Georg Dangel ist Inhaber von Natur und Form in March.
Haben keinen Vorteil
Wir werden auf Wunsch eines Auftraggebers (AG) eine Abschlagsrechnung zum 30. Juni erstellen, um eine Abgrenzung der Leistung in Bezug zur MwSt darzustellen. Da für gewerbliche AG die MwSt ein durchlaufender Posten ist, sind von dieser Regelung primär private und öffentliche AG betroffen. Der bürokratische Aufwand wird für uns sicherlich nicht unbedeutend sein. Leider haben wir als Unternehmen keinen Vorteil von dieser Maßnahme.

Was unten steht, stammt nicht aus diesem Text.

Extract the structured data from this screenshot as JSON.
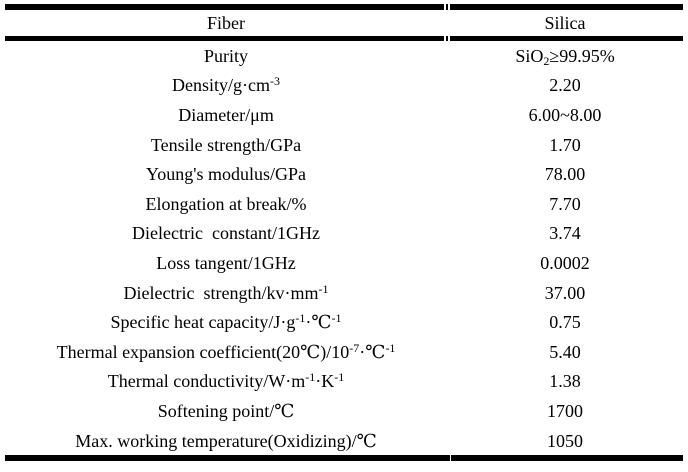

Der hier entstehende Mehraufwand müsste demnach in die zukünftigen Gemeinkosten eingepreist werden.
Björn Kuhn ist Chef eines GaLaBau-Betriebs in Menden.
Soli abschaffen wäre besser
Der Aufwand für uns ist als eher hoch einzuschätzen: Infos lesen, Gespräch mit Steuerberater, Einpflegen in die Buchhaltung usw. Kosten, die für uns keiner übernimmt! Daher halte ich die Maßnahme für unseren Bereich eher für ungeeignet, da eben auch noch ziemlich stichtaggenau abgerechnet werden muss. Die Abschaffung des Soli für alle wäre geeigneter, konsequenter und (hoffentlich) einfacher umzusetzen. Bei unseren Kunden werden wir mit der Mehrwertsteuerabsenkung nicht aktiv werben, da momentan eh ein langer Auftragsvorlauf vorhanden ist. Alles Weitere ergäbe sich aber bei einem persönlichen Kundengespräch.
Peter Rose ist Geschäftsführer eines GaLaBau-Unternehmens in Münster-Nienberge.
Brauchen zum Glück kein Konjunkturprogramm
Wir werden das Ganze nicht als Konjunkturprogramm nutzen, da wir in der grandiosen Lage sind, sie nicht nutzen zu müssen. Wir haben Aufträge bis in den Herbst hinein und für Aufträge im kommenden Jahr bringt es nicht viel. Wir werden in der Abrechnung versuchen, alles genau zu splitten und zum Ende der 19%-Periode die Leistungen aus diesem Zeitraum abzurechnen. Ansonsten ist auch unser Steuerbüro fit und hat schon Merkzettel und Hinweise zum Verfahren verschickt. Wir sind gespannt, wie es weitergehen wird.
Bettina Engelstädter ist Gartenbautechnikerin bei GartenBildt in Michendorf bei Berlin.
Emotionslos abgehakt
Wir halten die Maßnahme für äußerst kontraproduktiv und verstehen sie nicht. Dennoch kommen wir nicht ins Jammern, sondern ins Handeln. Unsere Software-Firma ist bereits am Programmieren für eine smarte Lösung. Da dies über eine Servicepauschale abgewickelt wird, die wir sowieso bezahlen, kostet uns das nichts. Das Personal wird mehrfach intensiv geschult, dass keine falschen Rechnungen rausgehen. Es ändert weder etwas an unserer Netto-Preisgestaltung noch ändern wir das Marketing. Der Kunde ist über die Presse darüber informiert und wir nehmen es als einfachen Verwaltungsakt, der gemacht werden muss, um sich an Gesetze zu halten. Und haken das Thema emotionslos ab.
Torsten Hainmüller ist Inhaber von Hainmüller Gartengestaltung in Steißlingen.
Viel ändert sich nicht
Es werden sich ein paar Aufträge mehr hinzufügen, da die Kunden jetzt sparen können. Aber viel ändert sich nicht, auch nicht in meinem Aufwand.
Wolfgang Schorr ist Chef eines Betriebs in Nürnberg.
Ansporn zur Auftragserteilung im alten Jahr
Wir möchten die Phase der Mehrwertsteuersenkung für die Etablierung von schriftlichen Abnahmen bei allen Aufträgen, auch bei Kleinaufträgen nutzen – und das nach dieser begrenzten Zeit so fortführen. Für das Ende der Mehrwertsteuersenkung werden wir unseren Kunden zusagen, dass die Erhöhung der Mehrwertsteuer für laufende Aufträge wohl zu unseren Lasten geht. Damit wir nicht zu sehr unter Zeitdruck gesetzt werden mit den Ausführungsfristen. Außerdem ist das ja dann zum Jahresende und vielleicht ein Ansporn, den Auftrag noch im alten Jahr zu erteilen, obwohl die Ausführung erst im neuen Jahr möglich ist.
Karin Nonnenmann ist kaufmännische Leiterin der Nonnenmann GaLaBau GmbH in Mühlacker.